Japan: In 1973, the world’s first timebank was started in Japan by Teruko Mizushima with the idea that participants could earn time credits which they could spend at any time during their lives. There are many timebanks for elderly people, where senior citizens can swap services for free, right from cleaning to companionship. A pay-it-forward time bank system like this benefits the 2 million elderly in Osaka who require only basic assistance, which is enough for them to live independently in their own homes instead of moving to care facilities.

U.S.A: In 1980 Edgar Cahn, who is passionate about social justice, founded  www.timebank.org in the U.S. It is a way to restore the community and create a more just and caring world.

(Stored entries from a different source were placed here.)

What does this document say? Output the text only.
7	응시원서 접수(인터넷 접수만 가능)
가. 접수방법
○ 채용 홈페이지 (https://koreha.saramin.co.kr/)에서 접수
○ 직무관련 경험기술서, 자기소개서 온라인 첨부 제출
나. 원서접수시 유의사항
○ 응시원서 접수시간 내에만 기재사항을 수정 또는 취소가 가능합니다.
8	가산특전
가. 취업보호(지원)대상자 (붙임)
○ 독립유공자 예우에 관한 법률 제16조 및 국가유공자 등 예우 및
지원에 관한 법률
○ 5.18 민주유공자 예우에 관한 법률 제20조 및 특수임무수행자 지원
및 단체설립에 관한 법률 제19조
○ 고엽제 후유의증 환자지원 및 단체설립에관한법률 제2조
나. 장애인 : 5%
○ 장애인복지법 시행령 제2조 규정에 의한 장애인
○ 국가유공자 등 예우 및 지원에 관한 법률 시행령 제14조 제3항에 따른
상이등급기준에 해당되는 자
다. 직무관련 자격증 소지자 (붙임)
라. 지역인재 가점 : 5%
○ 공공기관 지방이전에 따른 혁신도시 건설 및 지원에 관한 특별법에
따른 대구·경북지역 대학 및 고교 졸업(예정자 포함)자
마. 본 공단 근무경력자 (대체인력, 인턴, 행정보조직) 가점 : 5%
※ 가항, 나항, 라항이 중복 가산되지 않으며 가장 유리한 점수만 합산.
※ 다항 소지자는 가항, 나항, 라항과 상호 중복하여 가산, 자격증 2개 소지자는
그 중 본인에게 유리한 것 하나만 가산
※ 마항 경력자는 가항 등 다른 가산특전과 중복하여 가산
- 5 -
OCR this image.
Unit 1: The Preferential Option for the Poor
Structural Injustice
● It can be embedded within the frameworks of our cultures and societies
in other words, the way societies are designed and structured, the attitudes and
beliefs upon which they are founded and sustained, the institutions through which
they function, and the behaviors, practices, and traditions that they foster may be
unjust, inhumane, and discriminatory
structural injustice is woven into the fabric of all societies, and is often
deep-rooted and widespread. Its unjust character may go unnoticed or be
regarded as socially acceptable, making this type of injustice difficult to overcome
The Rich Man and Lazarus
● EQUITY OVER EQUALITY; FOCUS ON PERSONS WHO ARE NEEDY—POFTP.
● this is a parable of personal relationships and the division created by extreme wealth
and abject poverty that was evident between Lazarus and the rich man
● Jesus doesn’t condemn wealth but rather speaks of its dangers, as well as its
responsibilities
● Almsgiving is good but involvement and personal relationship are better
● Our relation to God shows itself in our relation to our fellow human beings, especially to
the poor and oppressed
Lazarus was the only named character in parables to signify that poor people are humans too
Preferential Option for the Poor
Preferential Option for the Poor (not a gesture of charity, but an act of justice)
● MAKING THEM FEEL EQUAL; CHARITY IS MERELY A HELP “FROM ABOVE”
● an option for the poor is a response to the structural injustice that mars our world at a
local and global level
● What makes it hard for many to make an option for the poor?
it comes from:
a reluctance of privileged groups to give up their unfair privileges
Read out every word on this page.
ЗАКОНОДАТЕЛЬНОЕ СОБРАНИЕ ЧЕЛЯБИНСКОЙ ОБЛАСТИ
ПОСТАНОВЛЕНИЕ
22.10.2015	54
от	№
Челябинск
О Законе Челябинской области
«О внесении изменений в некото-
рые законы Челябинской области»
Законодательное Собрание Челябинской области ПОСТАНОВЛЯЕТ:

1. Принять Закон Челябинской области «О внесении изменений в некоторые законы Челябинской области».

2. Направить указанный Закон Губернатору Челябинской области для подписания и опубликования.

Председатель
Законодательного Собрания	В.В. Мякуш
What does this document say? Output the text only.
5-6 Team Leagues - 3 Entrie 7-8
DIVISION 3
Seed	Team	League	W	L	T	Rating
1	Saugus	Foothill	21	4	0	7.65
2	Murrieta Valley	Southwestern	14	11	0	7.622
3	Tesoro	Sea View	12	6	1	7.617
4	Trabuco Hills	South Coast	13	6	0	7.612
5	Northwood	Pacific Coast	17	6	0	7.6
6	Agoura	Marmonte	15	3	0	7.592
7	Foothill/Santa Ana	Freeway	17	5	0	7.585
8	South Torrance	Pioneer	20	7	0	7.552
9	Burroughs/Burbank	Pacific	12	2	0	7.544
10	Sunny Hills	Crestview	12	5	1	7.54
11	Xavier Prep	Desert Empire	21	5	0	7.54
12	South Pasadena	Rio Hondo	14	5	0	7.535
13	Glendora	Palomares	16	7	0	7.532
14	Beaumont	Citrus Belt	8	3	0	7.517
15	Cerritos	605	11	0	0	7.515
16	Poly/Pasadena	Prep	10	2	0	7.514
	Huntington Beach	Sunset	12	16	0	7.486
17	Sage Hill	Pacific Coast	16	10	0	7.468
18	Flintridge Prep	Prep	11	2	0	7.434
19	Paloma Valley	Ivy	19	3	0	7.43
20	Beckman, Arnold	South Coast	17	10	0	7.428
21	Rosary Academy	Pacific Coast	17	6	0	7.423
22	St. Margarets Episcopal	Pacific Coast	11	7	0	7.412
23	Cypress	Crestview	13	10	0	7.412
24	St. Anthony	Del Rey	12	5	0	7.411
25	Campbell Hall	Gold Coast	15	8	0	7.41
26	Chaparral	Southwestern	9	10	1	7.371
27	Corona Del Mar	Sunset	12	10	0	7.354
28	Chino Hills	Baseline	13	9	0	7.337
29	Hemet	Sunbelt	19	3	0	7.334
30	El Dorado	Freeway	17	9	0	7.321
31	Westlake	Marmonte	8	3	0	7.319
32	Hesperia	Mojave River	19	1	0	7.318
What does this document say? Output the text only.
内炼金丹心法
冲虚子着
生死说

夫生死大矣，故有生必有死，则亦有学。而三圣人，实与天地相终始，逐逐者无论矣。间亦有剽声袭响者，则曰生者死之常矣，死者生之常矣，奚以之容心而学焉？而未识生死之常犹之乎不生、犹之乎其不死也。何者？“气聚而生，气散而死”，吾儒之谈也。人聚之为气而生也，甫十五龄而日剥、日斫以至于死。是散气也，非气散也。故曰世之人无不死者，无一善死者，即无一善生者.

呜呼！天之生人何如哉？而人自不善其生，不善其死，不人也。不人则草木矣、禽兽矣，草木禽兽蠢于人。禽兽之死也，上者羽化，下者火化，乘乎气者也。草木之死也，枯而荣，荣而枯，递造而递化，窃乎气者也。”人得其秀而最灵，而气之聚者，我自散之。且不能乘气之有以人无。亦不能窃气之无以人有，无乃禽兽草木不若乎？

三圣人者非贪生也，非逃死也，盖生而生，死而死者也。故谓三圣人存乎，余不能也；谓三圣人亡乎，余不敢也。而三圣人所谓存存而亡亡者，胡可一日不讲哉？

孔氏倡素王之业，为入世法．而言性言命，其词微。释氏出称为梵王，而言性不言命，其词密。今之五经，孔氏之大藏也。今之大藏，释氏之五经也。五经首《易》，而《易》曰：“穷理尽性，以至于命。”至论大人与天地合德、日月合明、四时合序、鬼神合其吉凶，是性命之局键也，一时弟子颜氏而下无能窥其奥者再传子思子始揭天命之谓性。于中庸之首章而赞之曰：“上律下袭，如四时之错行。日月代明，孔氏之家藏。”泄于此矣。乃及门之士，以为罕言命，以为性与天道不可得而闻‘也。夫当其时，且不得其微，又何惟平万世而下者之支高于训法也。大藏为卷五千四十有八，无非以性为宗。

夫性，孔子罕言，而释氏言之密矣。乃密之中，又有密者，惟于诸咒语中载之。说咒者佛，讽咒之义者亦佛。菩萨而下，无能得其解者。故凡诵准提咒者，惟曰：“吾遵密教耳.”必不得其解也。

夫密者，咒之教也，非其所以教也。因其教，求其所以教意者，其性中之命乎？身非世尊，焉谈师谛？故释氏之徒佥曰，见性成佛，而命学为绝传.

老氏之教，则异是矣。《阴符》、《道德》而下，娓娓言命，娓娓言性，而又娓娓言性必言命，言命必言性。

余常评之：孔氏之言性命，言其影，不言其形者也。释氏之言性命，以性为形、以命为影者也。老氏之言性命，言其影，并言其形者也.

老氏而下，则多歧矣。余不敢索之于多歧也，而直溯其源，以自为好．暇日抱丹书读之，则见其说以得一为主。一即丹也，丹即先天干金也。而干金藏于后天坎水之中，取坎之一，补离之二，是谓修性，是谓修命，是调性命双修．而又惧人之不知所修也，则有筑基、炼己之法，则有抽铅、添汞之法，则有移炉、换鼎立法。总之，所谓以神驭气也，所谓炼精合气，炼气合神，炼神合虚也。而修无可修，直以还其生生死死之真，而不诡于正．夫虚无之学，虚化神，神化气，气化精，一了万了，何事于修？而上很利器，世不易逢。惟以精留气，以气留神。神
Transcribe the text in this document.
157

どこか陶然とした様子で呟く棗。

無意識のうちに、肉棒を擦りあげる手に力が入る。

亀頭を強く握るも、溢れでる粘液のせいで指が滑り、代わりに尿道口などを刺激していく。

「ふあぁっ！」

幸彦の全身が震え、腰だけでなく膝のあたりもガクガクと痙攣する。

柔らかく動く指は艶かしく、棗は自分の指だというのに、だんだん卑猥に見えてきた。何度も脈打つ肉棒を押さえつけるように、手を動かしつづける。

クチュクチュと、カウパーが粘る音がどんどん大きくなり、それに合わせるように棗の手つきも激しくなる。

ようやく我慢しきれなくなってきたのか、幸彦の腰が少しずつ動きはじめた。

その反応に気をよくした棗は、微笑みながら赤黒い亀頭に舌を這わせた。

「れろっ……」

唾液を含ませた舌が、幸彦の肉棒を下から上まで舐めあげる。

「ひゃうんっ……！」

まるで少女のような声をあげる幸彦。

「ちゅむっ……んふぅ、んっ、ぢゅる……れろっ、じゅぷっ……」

The currency was similar to Japan’s: one hour is equal to one credit, regardless of the nature of service performed. There are almost 200 such time banks in the US and people can join any for free. 

In the years that followed, around 32 other countries started their own Time Banks and almost 435 such communities were formed by 2015.

India: Interestingly, the Happiness Department of Madhya Pradesh (yes, there is such a department) has also set up a time bank recently. Whenever a bank member needs a service or wants to acquire a skill, say gardening or playing the guitar, she could exchange a credit, worth an hour, with another member knowing the skill. This is a great way to learn new skills, socialise and contribute to society. 

The alternate social currency

Charles Eisenstein, author of Sacred Economics, sums this concept up beautifully,

“The fundamental idea behind time banks is deeply egalitarian, both because everyone’s time is valued equally and because everyone starts out with the same amount of it. If there is one thing we can be said to truly own, it is our time. No matter how wealthy one is in terms of money, it is impossible to buy more time.” 

If only we thought of using our time in such wonderful ways we could probably replace monetary transactions with time-banks, not entirely, but at least in part.

Have you ever been a member of a time-bank? We would love to hear your thoughts and ideas about this, as well as about alternate currencies in general.